On December 21, 2021, OLC issued a memorandum opinion for current Attorney General Merrick Garland which clarified its new position on the issue, one diametrically opposed to its earlier holding. After discussing the reasons for that previous legal position, the memo shifted to an interpretation that it said is more in line with the goals of home confinement as originally intended, noting that BOP’s “preexisting authorities are better read to give the [BOP] discretion to permit prisoners in extended home confinement to remain there.”

Those “preexisting authorities” include two laws passed during previous Republican administrations. One, the Second Chance Act of 2007, passed under former Pres. George W. Bush (R), created a pilot program for home confinement that does not incorporate the limits of § 3624(c)(2). The other, the First Step Act of 2017, passed under Barr’s boss, former Pres. Donald J. Trump (R), lowered the qualifying age for home confinement from 65 to 60.

The result is that extended periods of home confinement are no longer unusual, OLC’s memo noted. Rather, it was the “widespread return of prisoners without a disciplinary reason” which “would be unprecedented.”

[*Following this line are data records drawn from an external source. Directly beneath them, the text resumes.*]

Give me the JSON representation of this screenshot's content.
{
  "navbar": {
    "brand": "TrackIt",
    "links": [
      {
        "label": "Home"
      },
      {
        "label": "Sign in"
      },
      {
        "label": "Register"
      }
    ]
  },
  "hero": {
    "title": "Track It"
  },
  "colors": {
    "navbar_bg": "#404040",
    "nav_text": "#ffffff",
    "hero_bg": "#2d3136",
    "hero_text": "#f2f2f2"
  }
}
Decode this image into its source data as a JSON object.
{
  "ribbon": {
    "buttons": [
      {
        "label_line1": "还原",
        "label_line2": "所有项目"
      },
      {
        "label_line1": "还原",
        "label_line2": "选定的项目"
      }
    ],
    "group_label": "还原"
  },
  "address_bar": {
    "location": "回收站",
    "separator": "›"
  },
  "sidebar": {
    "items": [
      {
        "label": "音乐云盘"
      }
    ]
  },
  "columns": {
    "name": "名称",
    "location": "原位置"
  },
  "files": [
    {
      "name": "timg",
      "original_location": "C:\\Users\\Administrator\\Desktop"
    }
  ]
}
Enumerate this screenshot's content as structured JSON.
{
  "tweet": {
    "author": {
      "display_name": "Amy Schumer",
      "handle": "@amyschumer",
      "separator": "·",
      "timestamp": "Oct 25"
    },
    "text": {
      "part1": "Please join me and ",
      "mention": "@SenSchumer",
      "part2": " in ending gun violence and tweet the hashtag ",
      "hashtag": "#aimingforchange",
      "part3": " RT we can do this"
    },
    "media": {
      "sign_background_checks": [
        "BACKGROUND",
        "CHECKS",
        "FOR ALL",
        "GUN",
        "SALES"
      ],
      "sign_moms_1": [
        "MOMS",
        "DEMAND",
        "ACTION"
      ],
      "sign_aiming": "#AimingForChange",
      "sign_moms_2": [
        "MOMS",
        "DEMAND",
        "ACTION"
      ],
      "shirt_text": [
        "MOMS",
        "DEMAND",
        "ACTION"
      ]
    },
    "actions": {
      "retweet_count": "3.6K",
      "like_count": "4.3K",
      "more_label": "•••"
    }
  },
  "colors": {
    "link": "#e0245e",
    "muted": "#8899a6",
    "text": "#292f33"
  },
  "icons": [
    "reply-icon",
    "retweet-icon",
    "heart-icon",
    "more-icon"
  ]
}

The memo contains another important observation that “under regular circumstances, inmates who have made this transition to home confinement would not be returned to a secure facility, unless there is disciplinary reason to do so.” From a penological standpoint, the benefit of home confinement as “one of the last steps of a reentry program” is that it provides reintegration into the community “with support, resources, and supervision from the [BOP].”

Acknowledging that this view “departs” from that expressed in its earlier January 2021 opinion, OLC nonetheless insisted that if Congress had “intended an unprecedented and penologically unjustified mass recall of prisoners from home confinement, it would have said so.” See: Discretion to Continue the Home-Confinement Placements of Federal Prisoners After the COVID-19 Emergency, Office of Legal Counsel Memorandum Opinion (Dec. 21, 2021).

Of course, had BOP taken full advantage of the CARES Act flexibility, it would have released a much higher share of its prisoners than the six percent it did. For example, the Justice Department’s Office of the Inspector General estimated in April 2020 that almost 1,000 prisoners would be eligible for home confinement at the U.S. Penitentiary in Lompoc, California. But a few months later, just 124 had actually been released. Of over 1,000 prisoners estimated to be eligible at the Federal Correctional Complex in Butner, North Carolina, the total was just 68.

As of May 6, 2022, BOP had recorded the deaths of 237 prisoners to COVID-19, only 11 of whom were on home confinement. With more aggressive releases of these elderly, medically vulnerable people, who knows how many more would still be alive today?